"Handwringing" about grade inflation is "inflated," suggests Valerie Strauss in the Washington Post. She offers a piece by Jack Schneider and Ethan Hutt, authors of the 2023 book Off the Mark: How Grades, Ratings and Rankings Undermine Learning (But Don’t Have To).
They question whether grades motivate lower-achieving students. As bad grades pile up, "future prospects can begin to look quite grim," they write. Grades can "function more like a weapon than a tool."
Someone who lacks academic competence, work habits and motivation does indeed have grim prospects, but . . . Are grades the problem here?
By the way, I note that they consider a "C" to be a low grade that could hurt a student's "lifetime opportunities." I guess it no longer means "average" or "satisfactory."
Schneider and Hutt concede that grade inflation makes it hard to "communicate about the quality of student work." When everybody has an "A," colleges "make decisions based on other factors, such as school prestige, which correlate more strongly with race and family income."

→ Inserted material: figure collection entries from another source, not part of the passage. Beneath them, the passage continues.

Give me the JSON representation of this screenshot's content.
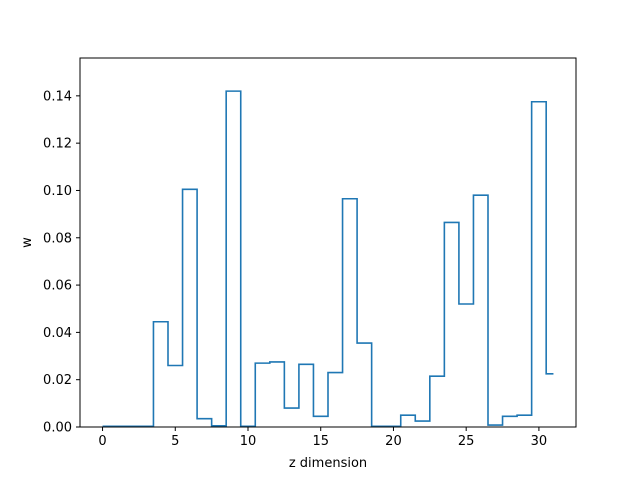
{
  "chart_data": {
    "type": "line",
    "drawstyle": "steps-mid",
    "xlabel": "z dimension",
    "ylabel": "w",
    "xlim": [
      -1.55,
      32.55
    ],
    "ylim": [
      0,
      0.156
    ],
    "xticks": [
      0,
      5,
      10,
      15,
      20,
      25,
      30
    ],
    "xtick_labels": [
      "0",
      "5",
      "10",
      "15",
      "20",
      "25",
      "30"
    ],
    "yticks": [
      0,
      0.02,
      0.04,
      0.06,
      0.08,
      0.1,
      0.12,
      0.14
    ],
    "ytick_labels": [
      "0.00",
      "0.02",
      "0.04",
      "0.06",
      "0.08",
      "0.10",
      "0.12",
      "0.14"
    ],
    "grid": false,
    "series": [
      {
        "color": "#1f77b4",
        "x": [
          0,
          1,
          2,
          3,
          4,
          5,
          6,
          7,
          8,
          9,
          10,
          11,
          12,
          13,
          14,
          15,
          16,
          17,
          18,
          19,
          20,
          21,
          22,
          23,
          24,
          25,
          26,
          27,
          28,
          29,
          30,
          31
        ],
        "y": [
          0.0003,
          0.0003,
          0.0003,
          0.0003,
          0.0445,
          0.026,
          0.1005,
          0.0035,
          0.0005,
          0.142,
          0.0003,
          0.027,
          0.0275,
          0.008,
          0.0265,
          0.0045,
          0.023,
          0.0965,
          0.0355,
          0.0003,
          0.0003,
          0.005,
          0.0025,
          0.0215,
          0.0865,
          0.052,
          0.098,
          0.0008,
          0.0045,
          0.005,
          0.1375,
          0.0225
        ]
      }
    ]
  }
}
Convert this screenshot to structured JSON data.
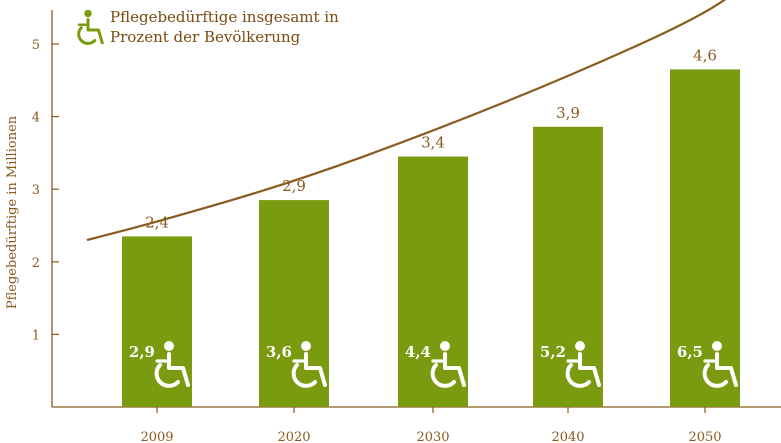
{
  "chart_data": {
    "type": "bar",
    "categories": [
      "2009",
      "2020",
      "2030",
      "2040",
      "2050"
    ],
    "values": [
      2.35,
      2.85,
      3.45,
      3.86,
      4.65
    ],
    "value_labels": [
      "2,4",
      "2,9",
      "3,4",
      "3,9",
      "4,6"
    ],
    "percent_labels": [
      "2,9",
      "3,6",
      "4,4",
      "5,2",
      "6,5"
    ],
    "line_values": [
      2.55,
      3.1,
      3.8,
      4.55,
      5.4
    ],
    "ylabel": "Pflegebedürftige in Millionen",
    "ylim": [
      0,
      5.3
    ],
    "yticks": [
      1,
      2,
      3,
      4,
      5
    ],
    "legend": {
      "line1": "Pflegebedürftige insgesamt in",
      "line2": "Prozent der Bevölkerung",
      "placement": "top-left"
    },
    "colors": {
      "bar": "#7a9a10",
      "line": "#8a5a1e",
      "axis": "#8a5a1e",
      "text": "#8a5a1e"
    },
    "icon": "wheelchair-icon"
  }
}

Their suggestion is to allow students to "overwrite" low marks by retaking assessments "as they acquire new knowledge and skills."
A student who gets a "D" in ninth-grade English might achieve "C" or "B" skills at the end of 10th or 11th or 12th grade, since they're still taking English classes. But what about biology or math or U.S. history? It doesn't seem likely.
They also propose making transcripts “double clickable.” The high-tech diploma would show "not only the grade but also examples of student work." This adds a lot of work for teachers. Will anyone double click? Maybe admissions staffers at well-funded private colleges.
Standardized testing is the obvious and efficient way to distinguish between all those "A" students. I think it's a lot fairer than assuming that a 4.0 from a private or affluent suburban school is better than a 4.0 from an urban or rural high school.
Grade inflation is giving parents a "false sense of security," writes Caitlynn Peetz on Education Week. "Parents are more likely to engage in their children’s academics if they know that they’re struggling," she writes. If they see A, B and C grades, they "aren’t likely to worry about their children’s progress and could miss critical opportunities to support or advocate for them."